Le procès concernant le financement libyen de la campagne présidentielle de 2007 de Nicolas Sarkozy entre dans sa phase décisive, avec le début des réquisitions du parquet financier ce mardi 25 mars. L’ex-président français et onze coaccusés, dont trois anciens ministres, sont accusés d’avoir conclu un « pacte de corruption » avec le régime de Mouammar Kadhafi pour obtenir des fonds en vue de la campagne. Les réquisitions, attendues pendant deux jours et demi, détermineront si des peines de prison et d’amende sont requises pour les accusés.
Les faits reprochés sont d’une extrême gravité. Selon l’accusation, le financement libyen aurait été obtenu par des canaux secrets en 2005, grâce à l’intermédiaire Ziad Takieddine. Ce dernier a été au cœur des rencontres clandestines entre des responsables français et des dignitaires libyens, visant à soutenir la campagne de Nicolas Sarkozy. Le parquet a d’ailleurs qualifié ce « pacte de corruption » d’inconcevable et d’indécent, soulignant qu’il a été conclu avec un régime répressif, celui de Kadhafi, et qu’il a risqué de dénaturer l’élection présidentielle de 2007. Sarkozy lui-même risque jusqu’à dix ans de prison et 375 000 euros d’amende si les accusations se confirment.

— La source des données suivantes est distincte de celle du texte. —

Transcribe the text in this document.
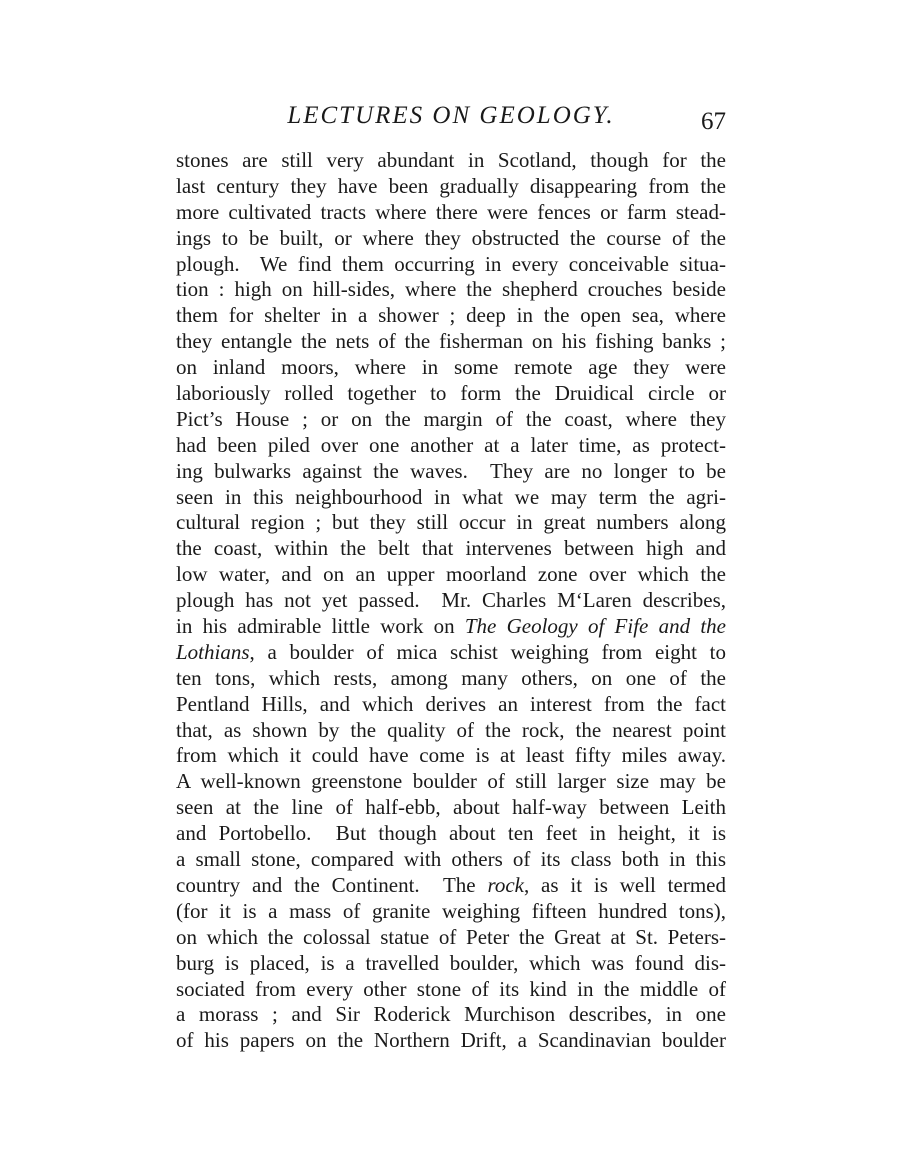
LECTURES ON GEOLOGY.	67
stones are still very abundant in Scotland, though for the
last century they have been gradually disappearing from the
more cultivated tracts where there were fences or farm stead-
ings to be built, or where they obstructed the course of the
plough.  We find them occurring in every conceivable situa-
tion : high on hill-sides, where the shepherd crouches beside
them for shelter in a shower ; deep in the open sea, where
they entangle the nets of the fisherman on his fishing banks ;
on inland moors, where in some remote age they were
laboriously rolled together to form the Druidical circle or
Pict’s House ; or on the margin of the coast, where they
had been piled over one another at a later time, as protect-
ing bulwarks against the waves.  They are no longer to be
seen in this neighbourhood in what we may term the agri-
cultural region ; but they still occur in great numbers along
the coast, within the belt that intervenes between high and
low water, and on an upper moorland zone over which the
plough has not yet passed.  Mr. Charles M‘Laren describes,
in his admirable little work on The Geology of Fife and the
Lothians, a boulder of mica schist weighing from eight to
ten tons, which rests, among many others, on one of the
Pentland Hills, and which derives an interest from the fact
that, as shown by the quality of the rock, the nearest point
from which it could have come is at least fifty miles away.
A well-known greenstone boulder of still larger size may be
seen at the line of half-ebb, about half-way between Leith
and Portobello.  But though about ten feet in height, it is
a small stone, compared with others of its class both in this
country and the Continent.  The rock, as it is well termed
(for it is a mass of granite weighing fifteen hundred tons),
on which the colossal statue of Peter the Great at St. Peters-
burg is placed, is a travelled boulder, which was found dis-
sociated from every other stone of its kind in the middle of
a morass ; and Sir Roderick Murchison describes, in one
of his papers on the Northern Drift, a Scandinavian boulder
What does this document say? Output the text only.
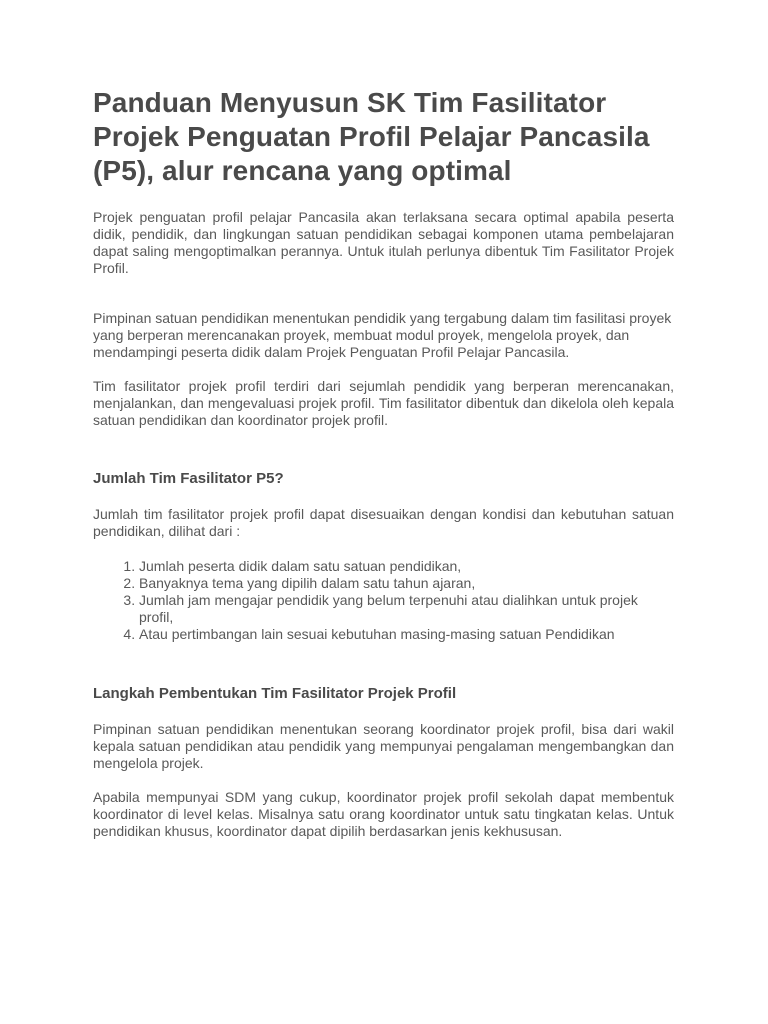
Panduan Menyusun SK Tim Fasilitator Projek Penguatan Profil Pelajar Pancasila (P5), alur rencana yang optimal

Projek penguatan profil pelajar Pancasila akan terlaksana secara optimal apabila peserta didik, pendidik, dan lingkungan satuan pendidikan sebagai komponen utama pembelajaran dapat saling mengoptimalkan perannya. Untuk itulah perlunya dibentuk Tim Fasilitator Projek Profil.

Pimpinan satuan pendidikan menentukan pendidik yang tergabung dalam tim fasilitasi proyek yang berperan merencanakan proyek, membuat modul proyek, mengelola proyek, dan mendampingi peserta didik dalam Projek Penguatan Profil Pelajar Pancasila.

Tim fasilitator projek profil terdiri dari sejumlah pendidik yang berperan merencanakan, menjalankan, dan mengevaluasi projek profil. Tim fasilitator dibentuk dan dikelola oleh kepala satuan pendidikan dan koordinator projek profil.

Jumlah Tim Fasilitator P5?

Jumlah tim fasilitator projek profil dapat disesuaikan dengan kondisi dan kebutuhan satuan pendidikan, dilihat dari :

1. Jumlah peserta didik dalam satu satuan pendidikan,
2. Banyaknya tema yang dipilih dalam satu tahun ajaran,
3. Jumlah jam mengajar pendidik yang belum terpenuhi atau dialihkan untuk projek profil,
4. Atau pertimbangan lain sesuai kebutuhan masing-masing satuan Pendidikan
Langkah Pembentukan Tim Fasilitator Projek Profil

Pimpinan satuan pendidikan menentukan seorang koordinator projek profil, bisa dari wakil kepala satuan pendidikan atau pendidik yang mempunyai pengalaman mengembangkan dan mengelola projek.

Apabila mempunyai SDM yang cukup, koordinator projek profil sekolah dapat membentuk koordinator di level kelas. Misalnya satu orang koordinator untuk satu tingkatan kelas. Untuk pendidikan khusus, koordinator dapat dipilih berdasarkan jenis kekhususan.
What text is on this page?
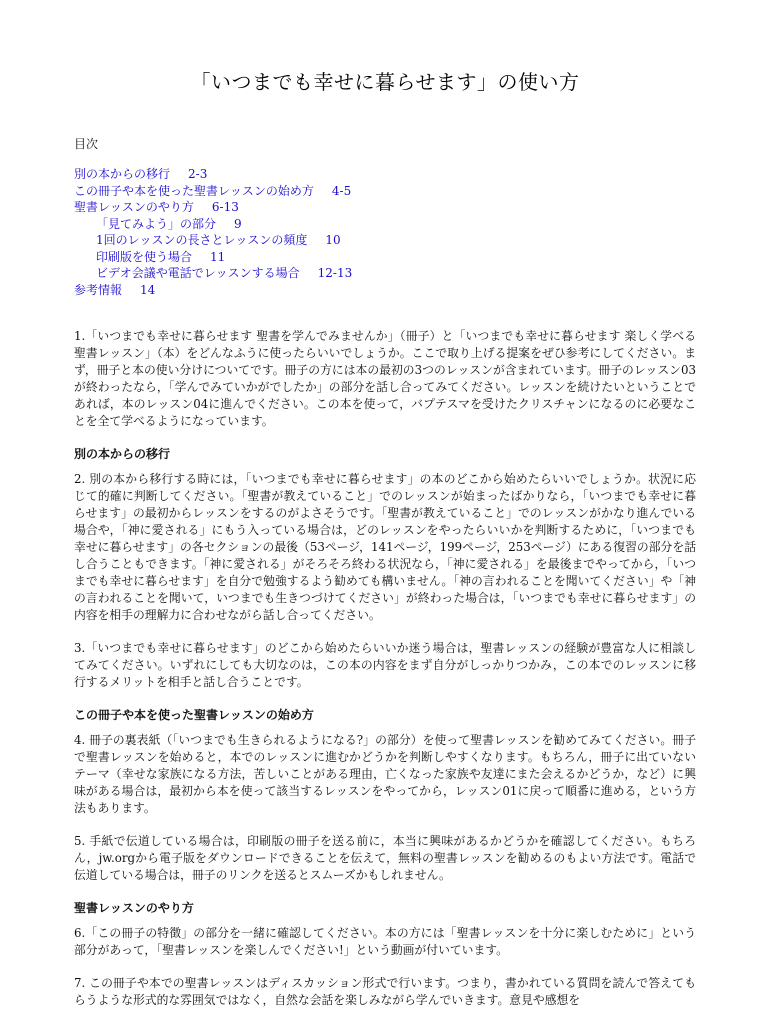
「いつまでも幸せに暮らせます」の使い方
目次
別の本からの移行 2-3
この冊子や本を使った聖書レッスンの始め方 4-5
聖書レッスンのやり方 6-13
「見てみよう」の部分 9
1回のレッスンの長さとレッスンの頻度 10
印刷版を使う場合 11
ビデオ会議や電話でレッスンする場合 12-13
参考情報 14

1.「いつまでも幸せに暮らせます 聖書を学んでみませんか」（冊子）と「いつまでも幸せに暮らせます 楽しく学べる聖書レッスン」（本）をどんなふうに使ったらいいでしょうか。ここで取り上げる提案をぜひ参考にしてください。まず，冊子と本の使い分けについてです。冊子の方には本の最初の3つのレッスンが含まれています。冊子のレッスン03が終わったなら，「学んでみていかがでしたか」の部分を話し合ってみてください。レッスンを続けたいということであれば，本のレッスン04に進んでください。この本を使って，バプテスマを受けたクリスチャンになるのに必要なことを全て学べるようになっています。

別の本からの移行

2. 別の本から移行する時には，「いつまでも幸せに暮らせます」の本のどこから始めたらいいでしょうか。状況に応じて的確に判断してください。「聖書が教えていること」でのレッスンが始まったばかりなら，「いつまでも幸せに暮らせます」の最初からレッスンをするのがよさそうです。「聖書が教えていること」でのレッスンがかなり進んでいる場合や，「神に愛される」にもう入っている場合は，どのレッスンをやったらいいかを判断するために，「いつまでも幸せに暮らせます」の各セクションの最後（53ページ，141ページ，199ページ，253ページ）にある復習の部分を話し合うこともできます。「神に愛される」がそろそろ終わる状況なら，「神に愛される」を最後までやってから，「いつまでも幸せに暮らせます」を自分で勉強するよう勧めても構いません。「神の言われることを聞いてください」や「神の言われることを聞いて，いつまでも生きつづけてください」が終わった場合は，「いつまでも幸せに暮らせます」の内容を相手の理解力に合わせながら話し合ってください。

3.「いつまでも幸せに暮らせます」のどこから始めたらいいか迷う場合は，聖書レッスンの経験が豊富な人に相談してみてください。いずれにしても大切なのは，この本の内容をまず自分がしっかりつかみ，この本でのレッスンに移行するメリットを相手と話し合うことです。

この冊子や本を使った聖書レッスンの始め方

4. 冊子の裏表紙（「いつまでも生きられるようになる?」の部分）を使って聖書レッスンを勧めてみてください。冊子で聖書レッスンを始めると，本でのレッスンに進むかどうかを判断しやすくなります。もちろん，冊子に出ていないテーマ（幸せな家族になる方法，苦しいことがある理由，亡くなった家族や友達にまた会えるかどうか，など）に興味がある場合は，最初から本を使って該当するレッスンをやってから，レッスン01に戻って順番に進める，という方法もあります。

5. 手紙で伝道している場合は，印刷版の冊子を送る前に，本当に興味があるかどうかを確認してください。もちろん，jw.orgから電子版をダウンロードできることを伝えて，無料の聖書レッスンを勧めるのもよい方法です。電話で伝道している場合は，冊子のリンクを送るとスムーズかもしれません。

聖書レッスンのやり方

6.「この冊子の特徴」の部分を一緒に確認してください。本の方には「聖書レッスンを十分に楽しむために」という部分があって，「聖書レッスンを楽しんでください!」という動画が付いています。

7. この冊子や本での聖書レッスンはディスカッション形式で行います。つまり，書かれている質問を読んで答えてもらうような形式的な雰囲気ではなく，自然な会話を楽しみながら学んでいきます。意見や感想を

Le financement de la campagne de Nicolas Sarkozy par la Libye s’inscrit dans un contexte international complexe. En 2005, la France et la Libye étaient en pleine reconquête de relations diplomatiques après plusieurs années de tensions. Le dictateur Kadhafi, après avoir renoncé à son programme nucléaire, cherchait à améliorer ses relations avec les puissances occidentales. Les autorités françaises, de leur côté, étaient attentives à maintenir une relation privilégiée avec le régime libyen, tout en évitant d’éventuelles critiques internationales. Cette entente secrète entre la Libye et la France n’a été rendue publique que plusieurs années plus tard, notamment grâce aux révélations de Mediapart.

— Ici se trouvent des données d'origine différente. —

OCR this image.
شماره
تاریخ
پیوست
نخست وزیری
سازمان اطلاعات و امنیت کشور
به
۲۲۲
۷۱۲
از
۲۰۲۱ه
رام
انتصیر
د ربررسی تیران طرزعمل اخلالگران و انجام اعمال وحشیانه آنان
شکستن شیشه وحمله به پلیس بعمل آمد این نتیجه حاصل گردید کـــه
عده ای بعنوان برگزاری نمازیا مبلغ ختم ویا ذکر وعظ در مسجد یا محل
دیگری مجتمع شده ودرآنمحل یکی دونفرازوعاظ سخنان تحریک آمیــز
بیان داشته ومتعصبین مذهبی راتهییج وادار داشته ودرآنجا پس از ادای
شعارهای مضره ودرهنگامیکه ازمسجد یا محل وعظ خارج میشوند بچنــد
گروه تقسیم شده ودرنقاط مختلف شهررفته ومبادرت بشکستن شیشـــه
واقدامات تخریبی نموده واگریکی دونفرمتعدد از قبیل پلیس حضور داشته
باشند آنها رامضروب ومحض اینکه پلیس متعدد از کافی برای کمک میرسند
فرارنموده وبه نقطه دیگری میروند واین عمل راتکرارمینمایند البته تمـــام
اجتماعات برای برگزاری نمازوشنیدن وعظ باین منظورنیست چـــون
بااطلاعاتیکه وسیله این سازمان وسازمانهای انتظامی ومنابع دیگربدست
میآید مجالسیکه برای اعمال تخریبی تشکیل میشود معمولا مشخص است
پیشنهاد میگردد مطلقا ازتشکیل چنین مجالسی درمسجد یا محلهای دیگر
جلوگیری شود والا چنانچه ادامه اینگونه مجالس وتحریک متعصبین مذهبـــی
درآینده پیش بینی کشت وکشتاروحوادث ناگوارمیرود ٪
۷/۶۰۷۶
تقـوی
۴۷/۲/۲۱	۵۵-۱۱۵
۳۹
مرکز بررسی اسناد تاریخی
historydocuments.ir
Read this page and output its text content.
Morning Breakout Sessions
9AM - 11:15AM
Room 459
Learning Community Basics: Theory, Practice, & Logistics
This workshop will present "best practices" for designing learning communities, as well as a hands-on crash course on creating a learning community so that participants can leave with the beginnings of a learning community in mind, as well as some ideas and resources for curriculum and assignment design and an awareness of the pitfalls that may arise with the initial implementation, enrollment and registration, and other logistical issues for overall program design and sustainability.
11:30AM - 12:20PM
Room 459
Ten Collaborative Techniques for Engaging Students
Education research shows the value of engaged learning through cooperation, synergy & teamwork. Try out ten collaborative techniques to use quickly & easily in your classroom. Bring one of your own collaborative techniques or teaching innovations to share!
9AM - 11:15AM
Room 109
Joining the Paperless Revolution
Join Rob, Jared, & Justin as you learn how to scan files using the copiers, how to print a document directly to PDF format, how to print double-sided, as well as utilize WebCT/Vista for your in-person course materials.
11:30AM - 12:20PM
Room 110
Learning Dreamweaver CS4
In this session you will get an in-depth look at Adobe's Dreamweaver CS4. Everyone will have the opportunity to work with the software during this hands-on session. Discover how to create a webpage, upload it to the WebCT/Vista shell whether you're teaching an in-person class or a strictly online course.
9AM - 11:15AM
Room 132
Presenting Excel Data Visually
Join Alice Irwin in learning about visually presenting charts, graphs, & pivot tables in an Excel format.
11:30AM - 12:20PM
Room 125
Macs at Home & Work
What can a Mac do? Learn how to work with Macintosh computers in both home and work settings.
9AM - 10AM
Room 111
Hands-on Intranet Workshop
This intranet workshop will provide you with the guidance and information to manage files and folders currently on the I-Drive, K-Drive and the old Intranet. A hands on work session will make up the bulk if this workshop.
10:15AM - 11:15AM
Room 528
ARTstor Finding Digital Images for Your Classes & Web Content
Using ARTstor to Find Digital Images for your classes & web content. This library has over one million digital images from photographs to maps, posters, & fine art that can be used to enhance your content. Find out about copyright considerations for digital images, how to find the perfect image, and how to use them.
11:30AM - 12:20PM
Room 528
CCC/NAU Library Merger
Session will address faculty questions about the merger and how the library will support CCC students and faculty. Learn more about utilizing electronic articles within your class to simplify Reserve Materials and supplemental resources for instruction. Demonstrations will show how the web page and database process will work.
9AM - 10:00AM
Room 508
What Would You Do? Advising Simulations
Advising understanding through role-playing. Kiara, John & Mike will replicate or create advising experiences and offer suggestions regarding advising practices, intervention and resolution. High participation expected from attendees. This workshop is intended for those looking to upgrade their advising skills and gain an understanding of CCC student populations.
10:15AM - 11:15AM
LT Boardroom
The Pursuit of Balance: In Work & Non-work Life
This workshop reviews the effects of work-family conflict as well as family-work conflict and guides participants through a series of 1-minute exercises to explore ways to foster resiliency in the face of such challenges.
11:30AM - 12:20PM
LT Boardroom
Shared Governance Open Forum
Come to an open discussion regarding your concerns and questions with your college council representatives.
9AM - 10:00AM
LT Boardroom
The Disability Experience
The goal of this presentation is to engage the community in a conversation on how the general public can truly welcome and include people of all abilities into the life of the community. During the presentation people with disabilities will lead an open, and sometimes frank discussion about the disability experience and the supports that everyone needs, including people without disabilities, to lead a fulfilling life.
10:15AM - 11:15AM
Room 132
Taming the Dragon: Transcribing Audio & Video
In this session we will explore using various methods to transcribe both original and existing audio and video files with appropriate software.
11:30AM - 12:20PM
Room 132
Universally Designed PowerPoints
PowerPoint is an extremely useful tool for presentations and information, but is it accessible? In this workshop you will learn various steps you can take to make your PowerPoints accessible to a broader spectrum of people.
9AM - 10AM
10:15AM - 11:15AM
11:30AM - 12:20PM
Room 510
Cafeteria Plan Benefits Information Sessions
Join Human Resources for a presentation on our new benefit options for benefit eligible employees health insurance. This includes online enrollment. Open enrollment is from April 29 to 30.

Ce procès pourrait avoir des répercussions significatives sur l’image de l’ancienne présidence et du système politique français. Si les accusations sont confirmées, cela pourrait remettre en question la légitimité de l’élection présidentielle de 2007, qui a vu l’accession au pouvoir de Nicolas Sarkozy. Par ailleurs, l’implication d’anciens ministres et de hauts fonctionnaires fragiliserait encore davantage la crédibilité des institutions françaises et interrogerait sur l’intégrité du financement des campagnes électorales en général. Le verdict attendu pourrait également influencer la perception de la France à l’international, notamment dans ses relations avec l’Afrique du Nord et les pays de la région.
La défense de Nicolas Sarkozy, qui a affirmé à plusieurs reprises l’absence de preuves concrètes dans cette affaire, continue de se baser sur le rejet des accusations. L’ex-président a qualifié le dossier de « vide » et a insisté sur son ignorance des faits. Cependant, les éléments présentés par l’accusation, notamment les voyages de Brice Hortefeux et Claude Guéant en Libye en 2005, compliquent la défense. Ces déplacements sont jugés comme des points de départ d’un complot pour obtenir des fonds en échange de contreparties, ce qui fragilise les affirmations des accusés.
Un autre aspect clé du réquisitoire réside dans le rôle de Béchir Saleh, ancien proche de Kadhafi, qui aurait été exfiltré à deux reprises vers la France après sa capture en Libye. Ce témoignage pourrait constituer un élément crucial dans la démonstration de l’implication des autorités françaises dans cette affaire. Nicolas Sarkozy a reconnu avoir donné son accord pour la première exfiltration de Béchir Saleh, un fait qui nourrit davantage les accusations de corruption et de collusion entre le régime de Kadhafi et le pouvoir français à l’époque.